Pesaro film festival 57. Gli anni ’70 nei filmati del “Collettivo cinema militante”

PESARO (nostro inviato) L’attività di contro-documentazione del Collettivo cinema militante, negli anni ’70,  serviva a raccontare quel lato della barricata che giornali e tv dipingevano tout court come nemico,  i componenti del gruppo si autofinanziavano e l’impegno politico e sociale era ciò che li caratterizzava. 

Presentato da Pedro Armocida, direttore artistico della Mostra del nuovo cinema di Pesaro,  il regista Ranuccio Sodi, classe 1953, senese di nascita ma milanese d’adozione, ha illustrato a una folta platea tre rari documenti degli anni ‘70, girati dal basso, soprattutto a Milano, dal Collettivo Cinema Militante e oggi conservati nel prezioso Archivio Cinema Nazionale Impresa. Il primo è un film del 1972 di 15 minuti, che titola “Maggioranza silenziosa”. Il secondo di 21’ 27” del 1975 si chiama “Pagherete caro, pagherete tutto”. Il terzo “Bologna 1977” dura 17’38”.  Alcuni filmati sono senza sonoro eppure significativi. 

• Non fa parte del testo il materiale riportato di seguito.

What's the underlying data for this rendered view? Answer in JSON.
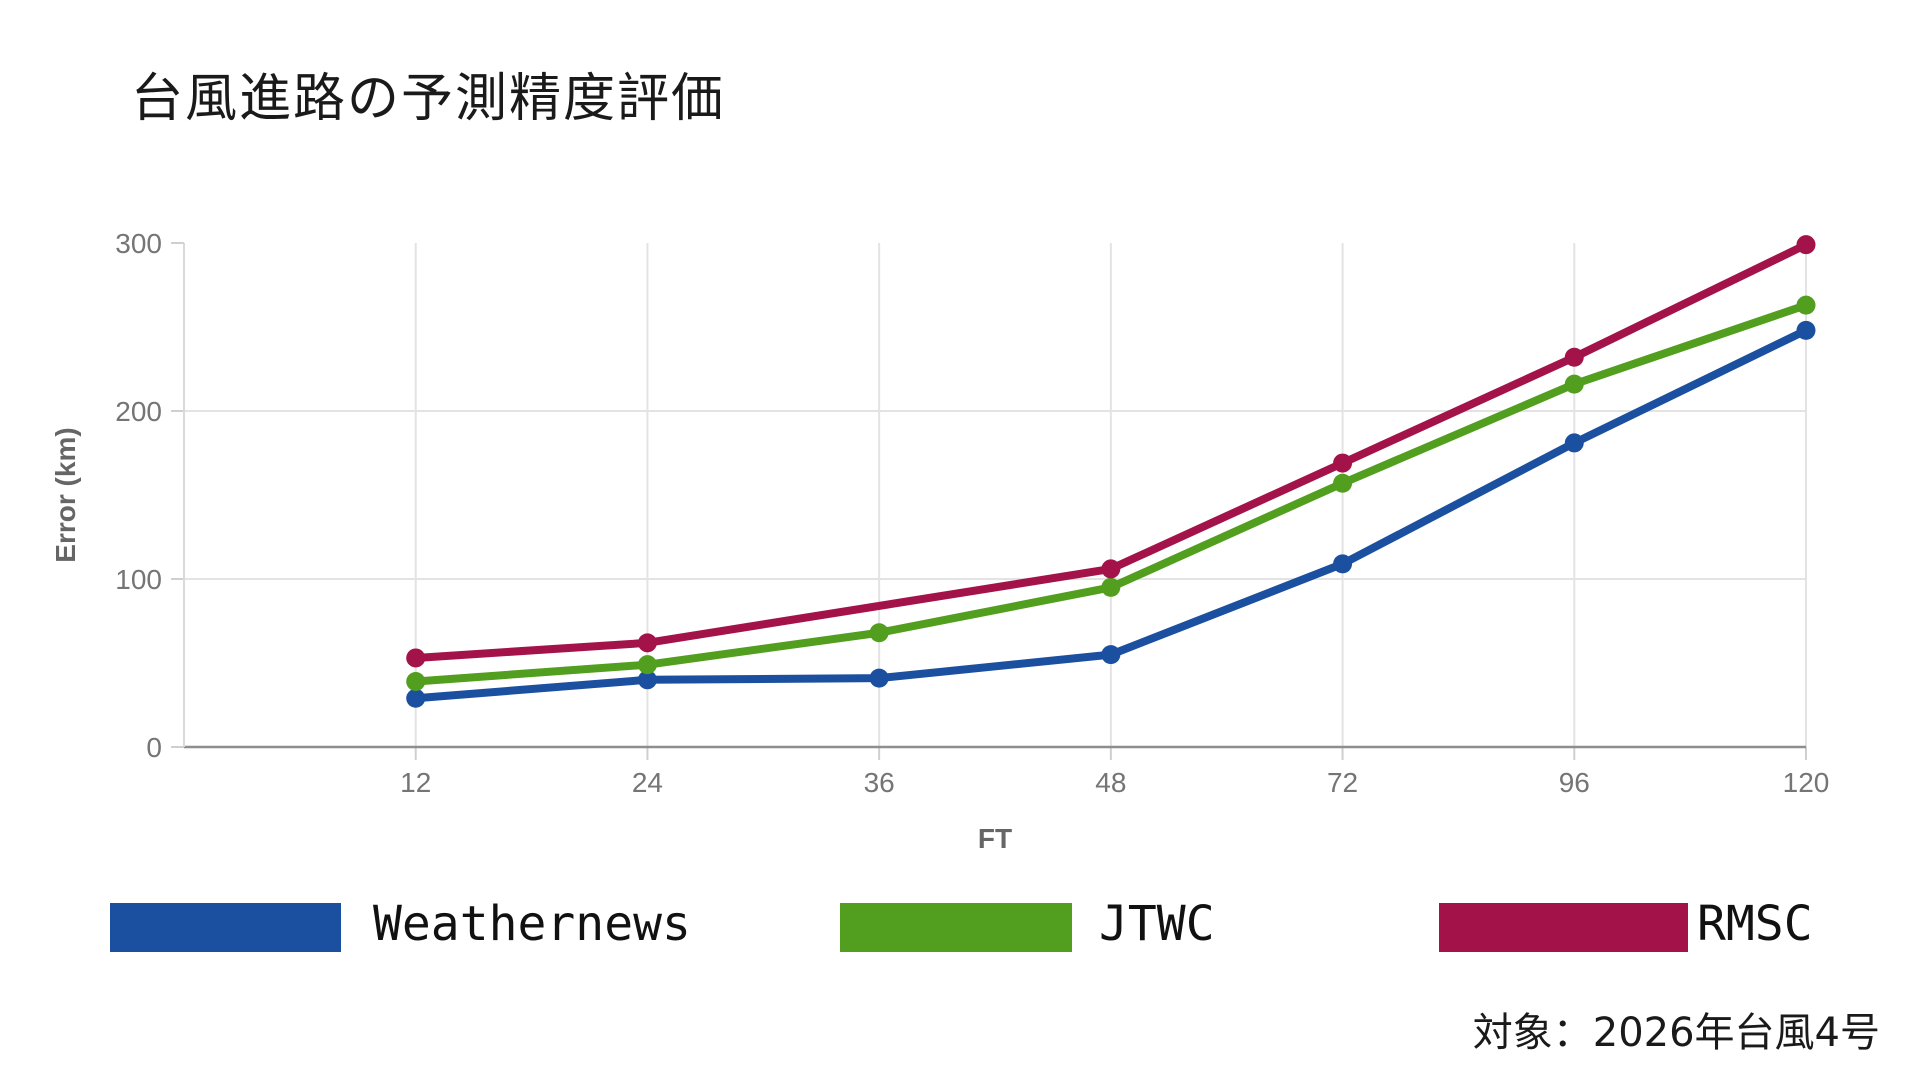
{
  "page": {
    "title": "台風進路の予測精度評価",
    "footnote": "対象：2026年台風4号",
    "background": "#ffffff"
  },
  "chart_data": {
    "type": "line",
    "title": "台風進路の予測精度評価",
    "xlabel": "FT",
    "ylabel": "Error (km)",
    "x_scale": "categorical",
    "categories": [
      "12",
      "24",
      "36",
      "48",
      "72",
      "96",
      "120"
    ],
    "y_ticks": [
      0,
      100,
      200,
      300
    ],
    "ylim": [
      0,
      300
    ],
    "grid": true,
    "legend_position": "bottom",
    "annotation": "対象：2026年台風4号",
    "series": [
      {
        "name": "Weathernews",
        "color": "#1b4fa0",
        "values": [
          29,
          40,
          41,
          55,
          109,
          181,
          248
        ]
      },
      {
        "name": "JTWC",
        "color": "#529e1e",
        "values": [
          39,
          49,
          68,
          95,
          157,
          216,
          263
        ]
      },
      {
        "name": "RMSC",
        "color": "#a31349",
        "values": [
          53,
          62,
          null,
          106,
          169,
          232,
          299
        ]
      }
    ],
    "style": {
      "tick_label_color": "#757575",
      "axis_title_color": "#666666",
      "grid_color": "#e3e3e3",
      "zero_axis_color": "#8e8e8e"
    }
  }
}
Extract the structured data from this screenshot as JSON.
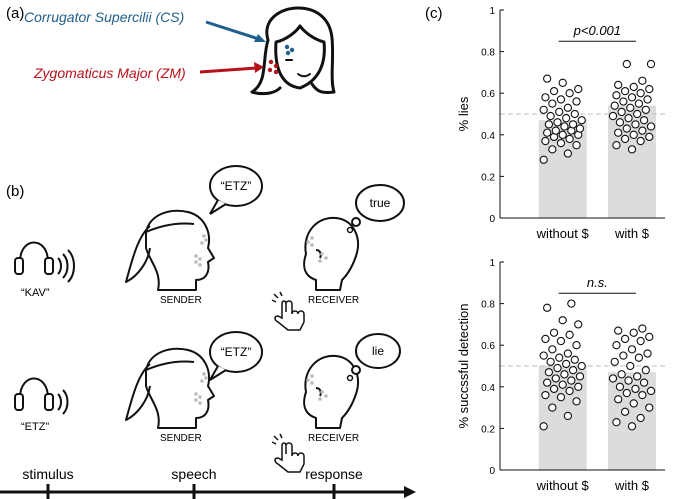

Ranuccio Sodi verso la fine degli anni ’70 era studente e “cinemilitante”, realizzava cinegiornali sugli avvenimenti del periodo. In queste testimonianze storiche appare incredibile lo sdoganamento culturale della violenza nelle manifestazioni che, purtroppo, allora era considerato elettivo: “Compagno Varalli sarai vendicato dalla violenza del proletariato” oppure “Compagno Varalli, te lo giuriamo, ogni fascista preso, lo massacriamo”, gli slogan.  E poi la demolizione di vetrine, autovetture, il saccheggio di alcuni magazzini, i lanci di molotov, gli incendi alle camionette della polizia.“ Collettivo Cinema Militante” è stato sempre  lontano dall’ideologia della lotta armata, illusoria convinzione di non pochi, la sua funzione era testimoniare. Durante la presentazione dei filmati a Pesaro, Sodi ha sottolineato l’assurdità del gettar via la propria vita. Il regista ha aggiunto che i filmati conservati nell’archivio Cinema Nazionale Impresa sono imprescindibili perché sul clima di quel tempo il materiale, anche letterario, è quasi inesistente.

Sodi racconta la parabola del Collettivo cui apparteneva con queste parole: “L’esperienza del cinema militante, proseguita attraverso altre produzioni, finisce verso il 1977: eravamo personalmente conosciuti e accettati dai vari servizi d’ordine, che si fidavano “politicamente” di noi e ci lasciavano campo libero in tutte le situazioni; anzi, spesso ci avvertivano in anticipo di fatti che sarebbero successi, come occupazioni di case o manifestazioni improvvise, per permetterci di documentarle dall’inizio. Ma l’escalation violenta della seconda metà degli anni ’70 ci mise in condizioni rischiose; erano comparse le armi da fuoco, che vennero ripetutamente usate in manifestazioni di piazza nel 1977, con drammatiche conseguenze: il 12 marzo fu assaltata la sede dell’Assolombarda, in via Pantano, e le successive perizie accertarono che contro il palazzo degli industriali furono sparati colpi da più di trecento armi diverse. Poco dopo, ci fu la tragica morte dell’agente di polizia Antonio Custra in via De Amicis a Milano, il 14 maggio, colpito dai proiettili di alcuni “autonomi”. Avevamo capito che i tempi stavano cambiando e fummo anche ripetutamente minacciati (…)  In quel tipo di “movimento insurrezionalista”, passato “dalle armi della critica alla critica delle armi” non ci riconoscevamo proprio, e quindi preferimmo chiudere la nostra attività sul campo”.